Para Richard Feinberg, un experto de la Institución Brookings, con sede en Washington, y autor de un estudio reciente sobre la economía cubana, el problema es que esta industria no ha cambiado lo suficiente.

“Es muy pronto en el proceso de reestructuración y se reportaron algunos avances, pero las nuevas empresas enfrentan aún las mismas restricciones, falta de incentivos, precios distorsionados, escasez de capital y cuellos de botella de infraestructura”, dijo el analista a Reuters.

Este año persistieron los problemas crónicos que dieron lugar a una disminución constante de la industria azucarera desde los 8 millones de toneladas en 1990 a 1,2 millones reportados en el 2011.

Había más caña ya que los rendimientos aumentaron de 33 toneladas por hectárea a 40,3 toneladas, una cifra todavía muy por debajo de las normas internacionales.

“Hay que cambiar”

Un reciente reporte de la televisión estatal mostró al primer vicepresidente de Cuba, José Ramón Machado Ventura, criticando el trabajo de los ejecutivos de AZCUBA.

“Hemos dicho y a ustedes se los he dicho que hay que cambiar y hay que cambiar de verdad, y hay que hacer las cosas distintas”, dijo con énfasis. “Lo que hay que decir y eso nadie lo dice es que podíamos haber hecho más azúcar y no lo hicimos, se nos fue, la perdimos”, añadió.

En el reporte se dijo que la poca eficiencia llevó a una pérdida de 68.000 toneladas de azúcar sin refinar. Entre las posibles causas: 21 de los 46 ingenios comenzaron a operar tarde, debido a que malas reparaciones llevaron a averías reiteradas, las máquinas cortadoras de caña estuvieron detenidas por la falta de piezas de repuestos y el transporte se retrasó por la misma razón.

Los expertos locales y extranjeros dijeron sin embargo que el bajo rendimiento laboral es solo un síntoma de problemas más grandes, entre ellos la gestión que está demasiado centralizada y la falta de capital e inversión.

“La nueva empresa sigue siendo estructurada a lo largo de las mismas líneas que el ministerio (…) En cada territorio los ingenios que realmente producen el azúcar, el alcohol, el ron y la energía, tienen muy poco poder cuando cada uno debe ser el centro de la toma de decisiones”, dijo un experto local, quien pidió no ser identificado debido a una prohibición de hablar con periodistas extranjeros.

Ocho de los ingenios de Cuba fueron construidos en la década de 1970 y 1980, pero el resto estaban en la Isla antes de la revolución de 1959.

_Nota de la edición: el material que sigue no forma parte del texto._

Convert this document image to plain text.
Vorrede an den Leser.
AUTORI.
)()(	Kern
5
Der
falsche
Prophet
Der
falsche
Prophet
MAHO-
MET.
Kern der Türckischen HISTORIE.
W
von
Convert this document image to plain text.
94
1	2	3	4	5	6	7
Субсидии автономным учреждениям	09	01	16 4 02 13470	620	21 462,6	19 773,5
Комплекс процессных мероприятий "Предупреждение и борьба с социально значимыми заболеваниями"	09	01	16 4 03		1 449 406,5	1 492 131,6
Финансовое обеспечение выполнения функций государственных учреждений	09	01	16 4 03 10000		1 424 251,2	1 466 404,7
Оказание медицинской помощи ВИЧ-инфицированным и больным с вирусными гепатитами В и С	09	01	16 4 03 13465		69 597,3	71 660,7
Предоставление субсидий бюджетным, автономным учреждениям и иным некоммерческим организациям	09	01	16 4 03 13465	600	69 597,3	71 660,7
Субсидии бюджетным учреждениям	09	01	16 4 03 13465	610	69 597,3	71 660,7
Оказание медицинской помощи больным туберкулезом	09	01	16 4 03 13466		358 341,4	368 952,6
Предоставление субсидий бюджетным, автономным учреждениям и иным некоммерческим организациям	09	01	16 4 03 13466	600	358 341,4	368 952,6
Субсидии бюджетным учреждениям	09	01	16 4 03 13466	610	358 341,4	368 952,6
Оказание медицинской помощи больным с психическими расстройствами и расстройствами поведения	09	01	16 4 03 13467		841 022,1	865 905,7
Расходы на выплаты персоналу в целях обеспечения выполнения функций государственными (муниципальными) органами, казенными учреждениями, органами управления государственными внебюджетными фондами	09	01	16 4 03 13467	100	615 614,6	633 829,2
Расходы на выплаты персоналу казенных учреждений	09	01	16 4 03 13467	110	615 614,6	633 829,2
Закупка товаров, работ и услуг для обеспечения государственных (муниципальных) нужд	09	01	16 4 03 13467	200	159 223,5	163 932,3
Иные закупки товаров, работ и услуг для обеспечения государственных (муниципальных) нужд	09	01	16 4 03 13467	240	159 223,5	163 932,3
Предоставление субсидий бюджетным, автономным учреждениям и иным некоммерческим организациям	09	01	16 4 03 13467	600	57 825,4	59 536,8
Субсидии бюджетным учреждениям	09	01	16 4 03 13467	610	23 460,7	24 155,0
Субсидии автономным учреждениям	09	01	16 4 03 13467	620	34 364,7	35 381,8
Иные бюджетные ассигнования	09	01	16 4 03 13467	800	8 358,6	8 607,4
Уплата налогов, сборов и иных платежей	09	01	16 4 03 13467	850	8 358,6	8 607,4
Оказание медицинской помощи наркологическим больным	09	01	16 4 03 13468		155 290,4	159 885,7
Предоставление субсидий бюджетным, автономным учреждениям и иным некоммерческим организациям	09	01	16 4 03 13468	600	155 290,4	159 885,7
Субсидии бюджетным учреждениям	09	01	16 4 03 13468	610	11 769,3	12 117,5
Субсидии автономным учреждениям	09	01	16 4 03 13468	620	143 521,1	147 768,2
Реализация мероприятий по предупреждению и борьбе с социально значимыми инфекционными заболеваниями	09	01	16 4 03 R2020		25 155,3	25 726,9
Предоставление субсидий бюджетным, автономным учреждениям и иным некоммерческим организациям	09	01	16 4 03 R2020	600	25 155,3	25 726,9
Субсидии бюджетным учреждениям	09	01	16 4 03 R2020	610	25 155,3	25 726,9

El sector está descapitalizado, al igual que la mayor parte de la infraestructura y la industria de la Isla, sin embargo, las propuestas de diversas empresas extranjeras para invertir en la producción de azúcar han sido rechazadas hasta el momento.

“Sin una nueva inversión significativa, va a ser muy difícil tomar medidas importantes para incrementar la producción de azúcar, independientemente de la estructura organizativa que utilizan en Cuba”, dijo William Messina, un economista agrícola de la Universidad de Florida.